XXIII

Caminaba en la madrugada cuando tuvo de pronto la revelación: ¡aquel hombre se parecía a Alejandra! Instantáneamente recordó la escena del Mirador, cuando se retrajo de inmediato apenas pronunciado el nombre de Fernando, como si hubiese pronunciado un nombre que debe ser mantenido en secreto.

“¡Ése era Fernando!”, pensó.

¡Los ojos grisverdosos, los pómulos un poco mongólicos, el color oscuro y el rostro de Trinidad Arias! Claro: ahora se explicaba la sensación de conocido: tenía mucho de Alejandra y mucho de Trinidad Arias, la del retrato que le había mostrado Alejandra. Sólo ella y Fernando, había dicho Alejandra, como quien está aislada del mundo con un hombre, con un hombre que, ahora comprendía, ella admiraba.

Pero ¿quién era Fernando? Un hermano mayor: un hermano que ella no quería mencionar. La idea de que aquel hombre fuera el hermano lo tranquilizó a medias, sin embargo, cuando debía haberlo tranquilizado del todo. ¿Por qué (se preguntó) no me alegro? En aquel momento no encontró respuesta a aquella interrogación. Sólo advirtió que teniendo que tranquilizarse no lo lograba.

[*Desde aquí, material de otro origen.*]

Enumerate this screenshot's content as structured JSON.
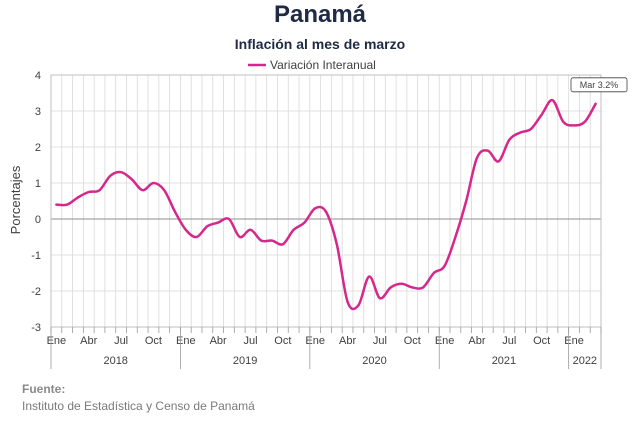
{
  "header": {
    "title": "Panamá",
    "subtitle": "Inflación al mes de marzo"
  },
  "source": {
    "label": "Fuente:",
    "text": "Instituto de Estadística y Censo de Panamá"
  },
  "colors": {
    "series": "#d6288c",
    "grid": "#d9d9d9",
    "text": "#404040",
    "title": "#1f2a44"
  },
  "chart_data": {
    "type": "line",
    "title": "Inflación al mes de marzo",
    "ylabel": "Porcentajes",
    "ylim": [
      -3,
      4
    ],
    "yticks": [
      -3,
      -2,
      -1,
      0,
      1,
      2,
      3,
      4
    ],
    "grid": true,
    "legend_position": "top-center",
    "x_month_labels": [
      "Ene",
      "Abr",
      "Jul",
      "Oct",
      "Ene",
      "Abr",
      "Jul",
      "Oct",
      "Ene",
      "Abr",
      "Jul",
      "Oct",
      "Ene",
      "Abr",
      "Jul",
      "Oct",
      "Ene"
    ],
    "x_year_labels": [
      "2018",
      "2019",
      "2020",
      "2021",
      "2022"
    ],
    "annotation": "Mar 3.2%",
    "series": [
      {
        "name": "Variación Interanual",
        "x": [
          "2018-01",
          "2018-02",
          "2018-03",
          "2018-04",
          "2018-05",
          "2018-06",
          "2018-07",
          "2018-08",
          "2018-09",
          "2018-10",
          "2018-11",
          "2018-12",
          "2019-01",
          "2019-02",
          "2019-03",
          "2019-04",
          "2019-05",
          "2019-06",
          "2019-07",
          "2019-08",
          "2019-09",
          "2019-10",
          "2019-11",
          "2019-12",
          "2020-01",
          "2020-02",
          "2020-03",
          "2020-04",
          "2020-05",
          "2020-06",
          "2020-07",
          "2020-08",
          "2020-09",
          "2020-10",
          "2020-11",
          "2020-12",
          "2021-01",
          "2021-02",
          "2021-03",
          "2021-04",
          "2021-05",
          "2021-06",
          "2021-07",
          "2021-08",
          "2021-09",
          "2021-10",
          "2021-11",
          "2021-12",
          "2022-01",
          "2022-02",
          "2022-03"
        ],
        "values": [
          0.4,
          0.4,
          0.6,
          0.75,
          0.8,
          1.2,
          1.3,
          1.1,
          0.8,
          1.0,
          0.8,
          0.2,
          -0.3,
          -0.5,
          -0.2,
          -0.1,
          0.0,
          -0.5,
          -0.3,
          -0.6,
          -0.6,
          -0.7,
          -0.3,
          -0.1,
          0.3,
          0.2,
          -0.7,
          -2.3,
          -2.4,
          -1.6,
          -2.2,
          -1.9,
          -1.8,
          -1.9,
          -1.9,
          -1.5,
          -1.3,
          -0.5,
          0.5,
          1.7,
          1.9,
          1.6,
          2.2,
          2.4,
          2.5,
          2.9,
          3.3,
          2.7,
          2.6,
          2.7,
          3.2
        ]
      }
    ]
  }
}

No podía dormir tranquilo: como si en la pieza donde dormía sospechase que hubiera entrado un vampiro. Durante todo ese lapso dio vueltas y vueltas a la escena que había presenciado, tratando de descubrir la causa de su desasosiego. Hasta que creyó encontrarla: ¡la mano! Con repentina angustia recordó la forma en que ella había acariciado la mano de él. ¡Aquélla no era la forma en que un hermana acaricia a su hermano! Y vivía pensando en él: él que era el hipnotizador. Huía de él, pero, tarde o temprano, tenía que volver hacia él, como enloquecida. Ahora creía explicarse muchos de sus movimientos inexplicables y contradictorios.

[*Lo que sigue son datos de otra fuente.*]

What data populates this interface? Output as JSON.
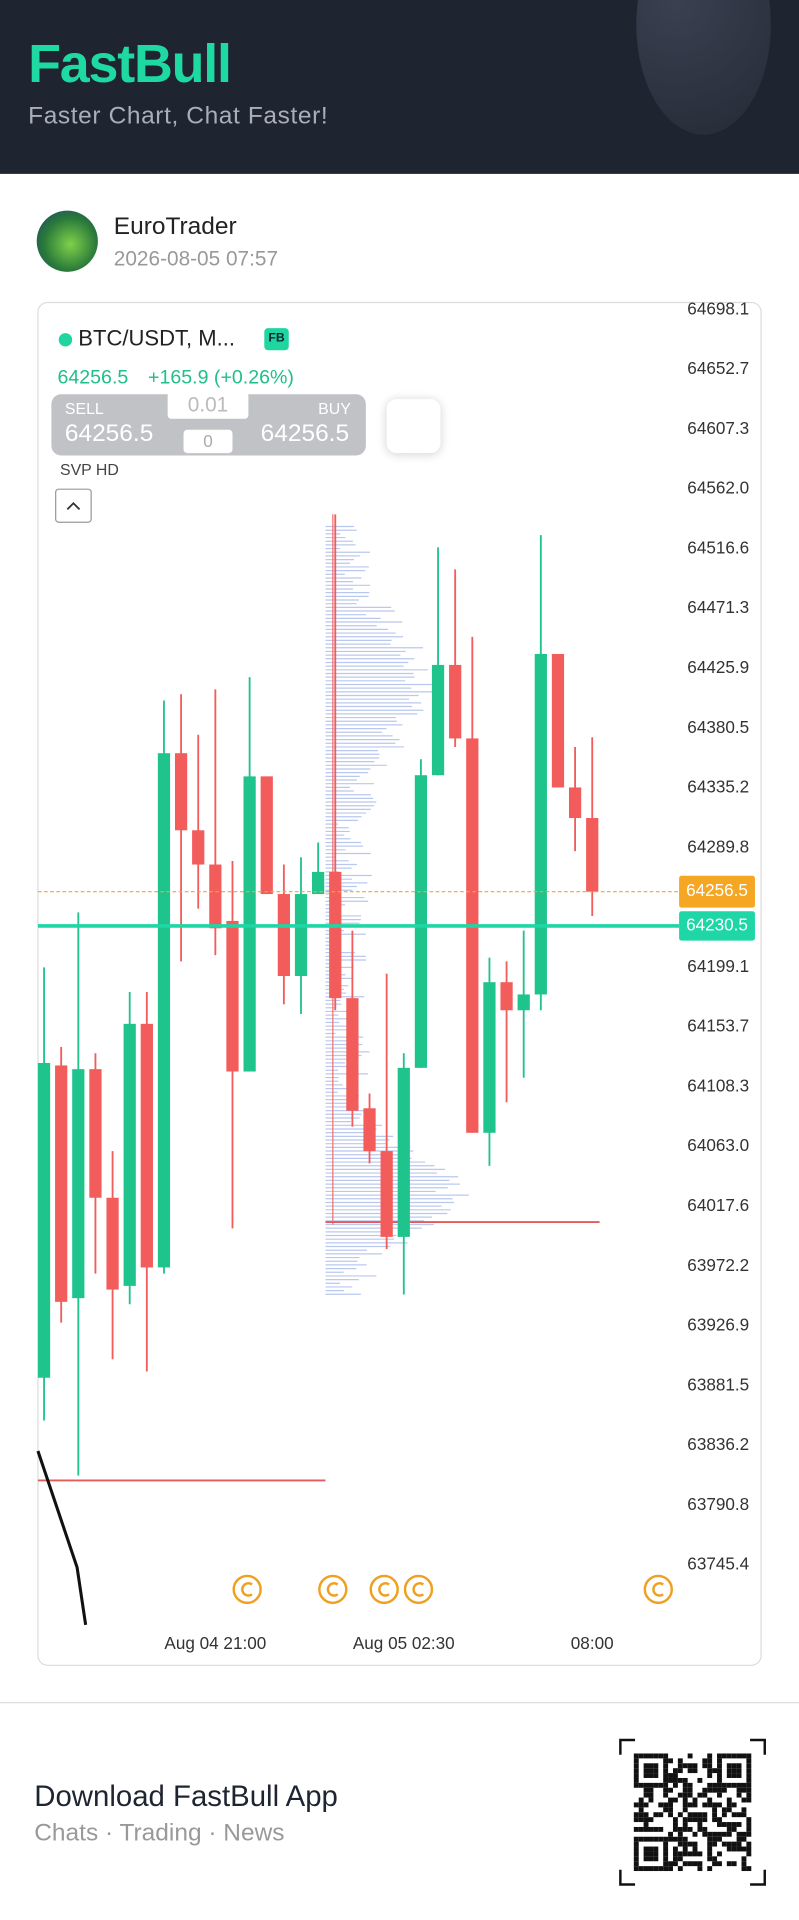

Y apenas creyó haber encontrado la clave, nuevamente cayó en la mayor perplejidad: el parecido. Era indudable: aquel hombre era de su familia. Pensó que podía ser primo hermano. Sí: era un primo hermano y se llamaba Fernando.

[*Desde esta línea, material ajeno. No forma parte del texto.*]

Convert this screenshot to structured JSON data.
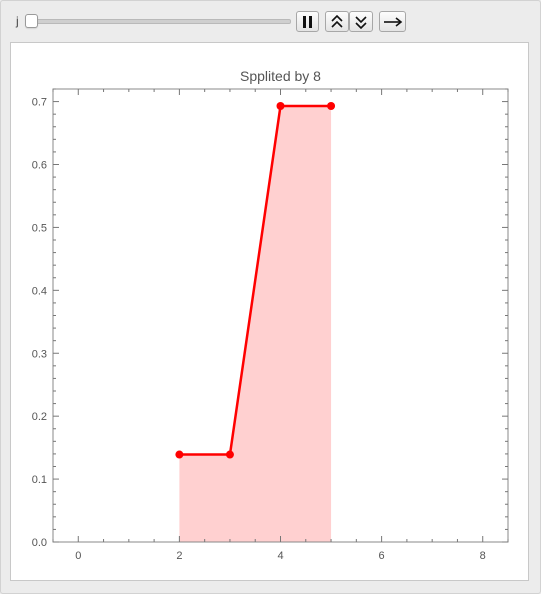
{
  "controls": {
    "variable_label": "j",
    "slider_value": 0.0,
    "buttons": [
      "pause-icon",
      "faster-icon",
      "slower-icon",
      "direction-icon"
    ]
  },
  "chart_data": {
    "type": "area",
    "title": "Spplited by 8",
    "xlabel": "",
    "ylabel": "",
    "xlim": [
      -0.5,
      8.5
    ],
    "ylim": [
      0,
      0.72
    ],
    "xticks": [
      "0",
      "2",
      "4",
      "6",
      "8"
    ],
    "yticks": [
      "0.0",
      "0.1",
      "0.2",
      "0.3",
      "0.4",
      "0.5",
      "0.6",
      "0.7"
    ],
    "series": [
      {
        "x": [
          2,
          3,
          4,
          5
        ],
        "y": [
          0.139,
          0.139,
          0.693,
          0.693
        ]
      }
    ],
    "line_color": "#ff0000",
    "fill_color": "#ffd0d0",
    "grid": false
  }
}
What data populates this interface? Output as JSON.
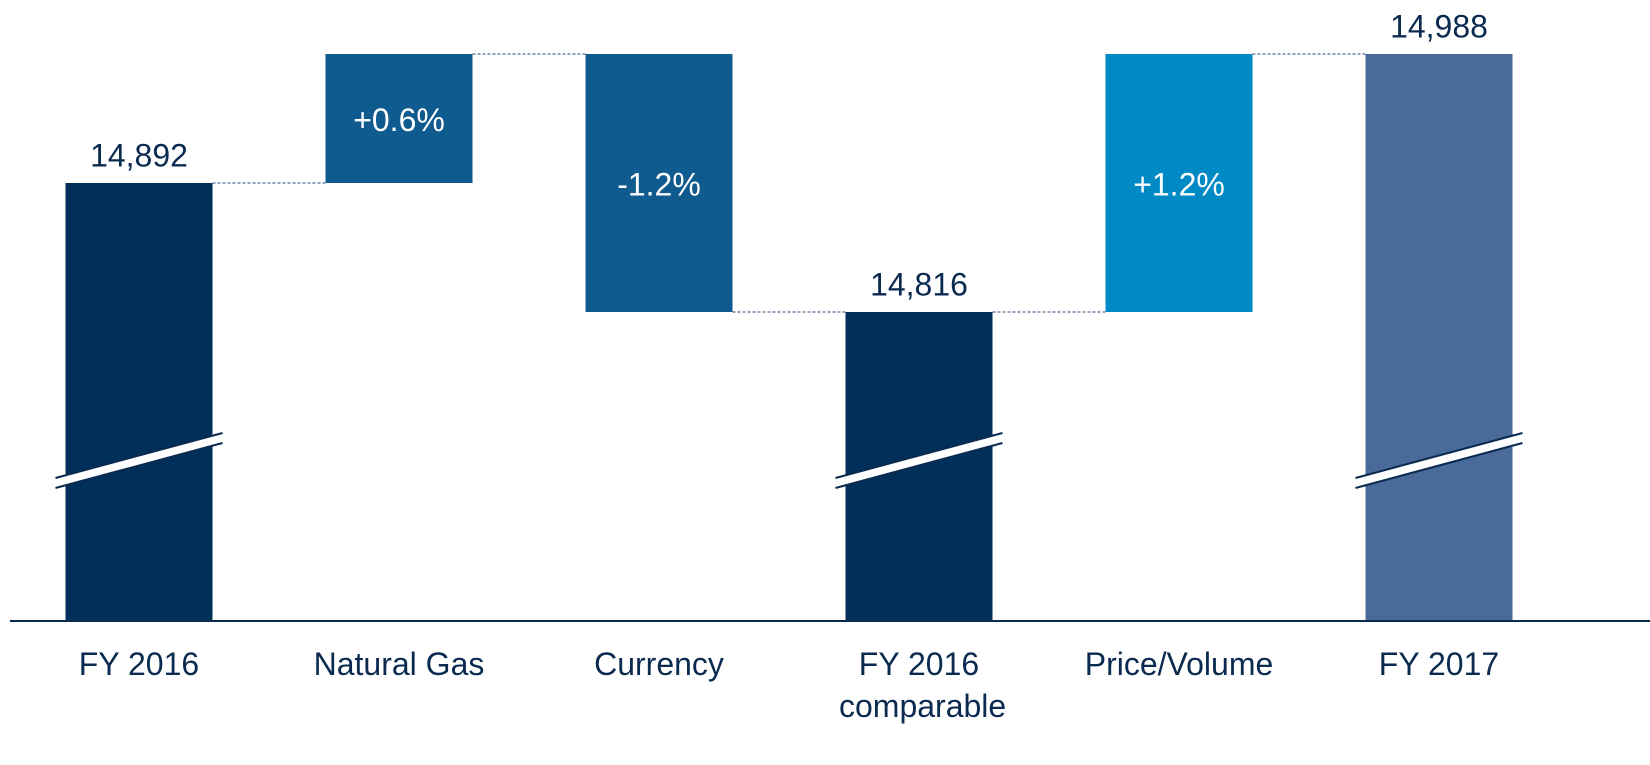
{
  "chart_data": {
    "type": "waterfall",
    "categories": [
      "FY 2016",
      "Natural Gas",
      "Currency",
      "FY 2016 comparable",
      "Price/Volume",
      "FY 2017"
    ],
    "values": [
      14892,
      0.6,
      -1.2,
      14816,
      1.2,
      14988
    ],
    "value_labels": [
      "14,892",
      "+0.6%",
      "-1.2%",
      "14,816",
      "+1.2%",
      "14,988"
    ],
    "measure": [
      "total",
      "relative",
      "relative",
      "total",
      "relative",
      "total"
    ],
    "colors": [
      "#002f5a",
      "#0f5a8f",
      "#0f5a8f",
      "#002f5a",
      "#008ac5",
      "#4a6b9a"
    ]
  }
}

No podía ser de otra manera, pues esa posibilidad explicaba todo: el parecido notable y la súbita reticencia aquella noche cuando a ella se le escapó el nombre de Fernando. Aquel nombre (pensó) era un nombre clave, un nombre secreto. “Todos menos Fernando y yo”, había dicho ella sin querer y luego se había detenido bruscamente y no había respondido a su pregunta. Ahora lo comprendía todo: ella y él vivían aislados, en un mundo aparte, orgullosamente. Y ella lo amaba a él, a Fernando, y por eso se había arrepentido de pronunciar ante él, ante Martín, aquella palabra reveladora.

Su agitación creció a medida que pasaban los días y finalmente, no aguantando más, llamó por teléfono a Alejandra y le dijo que tenía algo urgentísimo que hablar con ella: una sola cosa aunque fuera la última. Cuando se encontraron, casi no podía hablar.